The 1998 Tour de France was the 85th edition of the Tour de France, one of cycling's Grand Tours. The 3,875 km (2,408 mi) race was composed of 21 stages and a prologue. It started on 11 July in Ireland before taking an anti-clockwise route through France to finish in Paris on 2 August. Marco Pantani of Mercatone Uno–Bianchi won the overall general classification, with Team Telekom's Jan Ullrich, the defending champion, and Cofidis rider Bobby Julich finishing on the podium in second and third respectively.
The general classification leader's yellow jersey was first awarded to Chris Boardman of the GAN team, who won the prologue in Dublin. Following a crash by Boardman on stage 2 that caused his withdrawal, Ullrich's sprinter teammate Erik Zabel took the race lead. He lost it the next stage to Casino–Ag2r's Bo Hamburger, who took it after being in a breakaway. The day after, the yellow jersey switched to another rider from the same breakaway, Boardman's teammate Stuart O'Grady, who took vital seconds from time bonuses gained in intermediate sprints. He held it for a further three stages, until pre-race favourite Ullrich won stage 7's individual time trial, moving him into the overall lead. The next day, Laurent Desbiens of Cofidis finished in a breakaway with a large enough margin to put him in the yellow jersey. Ullrich regained the race lead two stages later as the Tour went into the Pyrenees. Following his poor showing in the opening week, Pantani placed second and first, respectively, on the two Pyreneean stages. He then won stage 15, the first in the Alps, to replace Ullrich in the yellow jersey, and kept it until the race's conclusion.

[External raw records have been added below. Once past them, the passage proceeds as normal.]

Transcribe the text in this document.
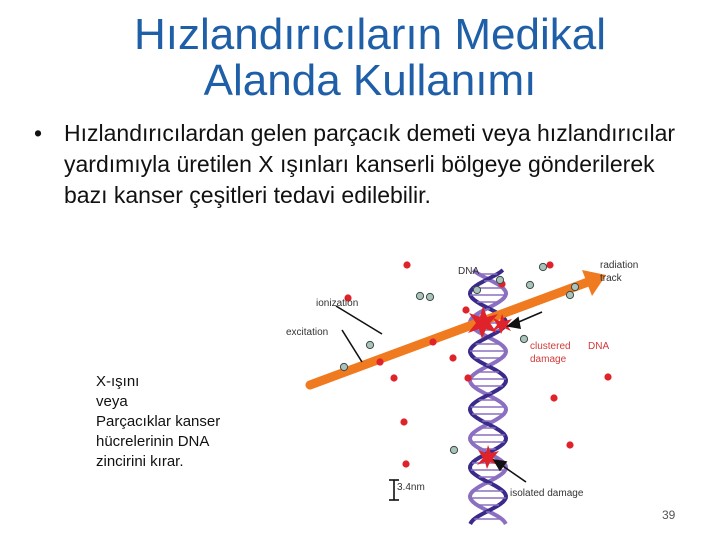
Hızlandırıcıların Medikal
Alanda Kullanımı
• Hızlandırıcılardan gelen parçacık demeti veya hızlandırıcılar yardımıyla üretilen X ışınları kanserli bölgeye gönderilerek bazı kanser çeşitleri tedavi edilebilir.
DNA
radiation
track
ionization
excitation
clustered DNA
damage
isolated damage
3.4nm
X-ışını
veya
Parçacıklar kanser
hücrelerinin DNA
zincirini kırar.
39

Zabel won his third consecutive Tour points classification and Julich's teammate Christophe Rinero, fourth overall, was the winner of the mountains classification. Ullrich was the best young rider and the most combative was Casino–Ag2r's Jacky Durand. The team classification was won by Cofidis. Tom Steels of Mapei–Bricobi won the most stages, with four.
The race was marred throughout by a doping scandal, known as the Festina affair. Before the Tour began, Willy Voet, an assistant of the Festina team, was arrested at the Franco-Belgian border when doping products were found in his car. The affair broadened and the team was expelled after top personnel admitted to widespread doping. Police raids on numerous teams during the course of the race led to two riders' strikes and the withdrawal of several teams and riders. Due to the controversy, the race became known by the nickname "Tour de Farce". In July 2013, retrospective tests for recombinant EPO made in 2004 were made public, revealing that 44 out of 60 samples returned positive tests.